Phidippus sp. from the AAS 2015 after meeting trip.
Arachnolingua uses the notion of a narrative as a container of claims relating to a set of ordered events and their associated individual organisms and substrates. In simpler words, a set of actions that make a story because they have an order. It is important to be able to talk about narratives in the natural history/ethogram context because narrative descriptions are common. They are different than statements about types (e.g., colors of body parts of particular species) because they are about individuals and the events that those individuals participate in.
There is surprisingly little in large set of OBO vocabularies that captures this sort of data. There are classes for ordered series of actions when considered as plans (e.g., plan specification and planned process). The first of this is a directive information content entity that specifies a plan and has subclasses such as algorithm, software, programming language and study design. As a directive, it might denote or describe a class of processes that would realize the out come of the plan, but that’s different from describing what actually happened in particular circumstances at a particular time with particular actors. The second is a process that results from the execution of a plan specification. The second class is something that might be denoted by a narrative, for example a description of what happened when a plan failed.
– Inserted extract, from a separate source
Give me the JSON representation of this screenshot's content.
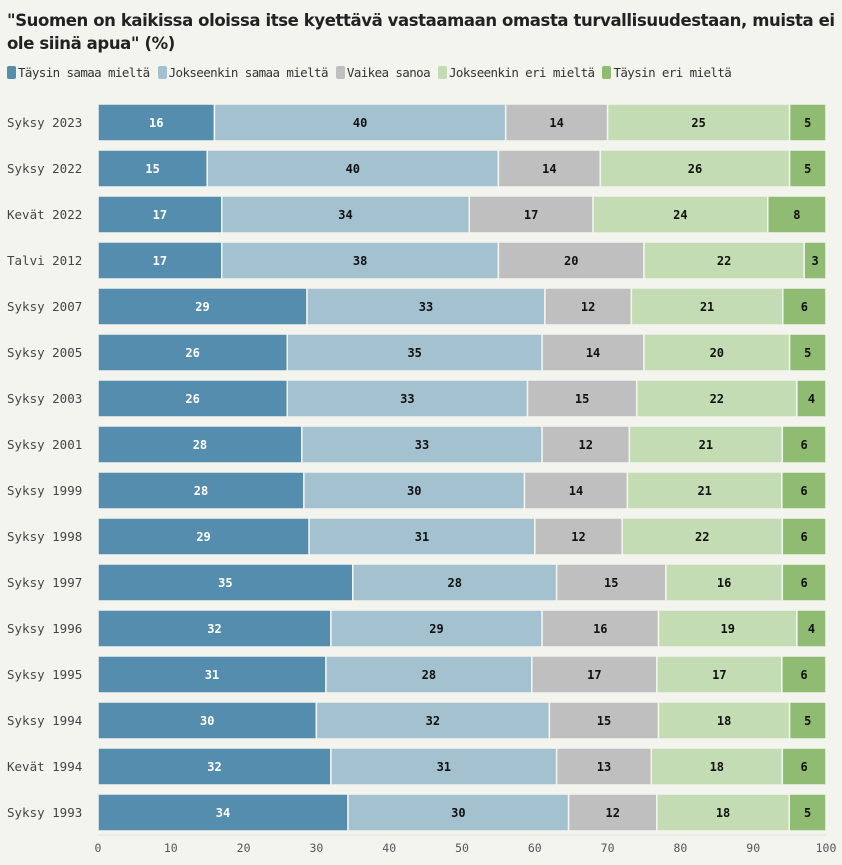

There is a class ‘narrative_object‘ in the information artifact ontology. It is a subclass of information content entity and is defined as a set of propositions. That’s well and good, but there is no notion of participants or more importantly that these propositions have any sort of (temporal). However, I am inclined to go with this as it is at least the right sort of thing and will serve as an over abstracted umbrella classes for narrative individuals as they are defined in arachnolingua. It would be better to subclass this to include ordering and the idea of individuals filling roles, but it will do for now. I really don’t want to start introducing new classes for this sort of thing if I can possibly avoid it. Ideally, Arachnolingua wouldn’t have to introduce any classes, but the process of finding OBO homes for needed classes, especially in situations where term brokerage support or even active curation is unavailable will eventually force my hand on this. But narrative_object will do for now.
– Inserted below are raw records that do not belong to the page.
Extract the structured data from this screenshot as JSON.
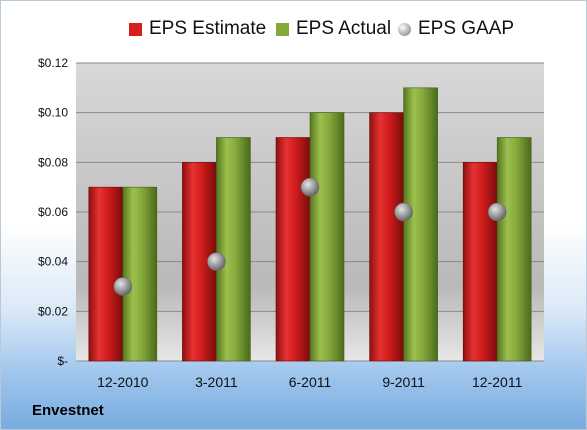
{
  "company": "Envestnet",
  "colors": {
    "estimate": "#d51f1f",
    "actual": "#83a93a",
    "gaap": "#9c9c9c"
  },
  "chart_data": {
    "type": "bar",
    "categories": [
      "12-2010",
      "3-2011",
      "6-2011",
      "9-2011",
      "12-2011"
    ],
    "series": [
      {
        "name": "EPS Estimate",
        "kind": "bar",
        "values": [
          0.07,
          0.08,
          0.09,
          0.1,
          0.08
        ]
      },
      {
        "name": "EPS Actual",
        "kind": "bar",
        "values": [
          0.07,
          0.09,
          0.1,
          0.11,
          0.09
        ]
      },
      {
        "name": "EPS GAAP",
        "kind": "marker",
        "values": [
          0.03,
          0.04,
          0.07,
          0.06,
          0.06
        ]
      }
    ],
    "ylim": [
      0,
      0.12
    ],
    "yticks": [
      0,
      0.02,
      0.04,
      0.06,
      0.08,
      0.1,
      0.12
    ],
    "ytick_labels": [
      "$-",
      "$0.02",
      "$0.04",
      "$0.06",
      "$0.08",
      "$0.10",
      "$0.12"
    ],
    "legend": "top",
    "grid": true
  }
}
Final note: If you look at the editor notes for this term, Larry Hunter thinks this term isn’t useful and should be replaced by textual entity and figure. He’s half right – it doesn’t provide much more than textual entity, but the way to fix it is to reduce the granularity, not scrap it. Textual entity may be a more proper superclass for arachnolingua claims than information content entity, but as such, it fails to distinguish claims at the class level from claims about individuals and their events.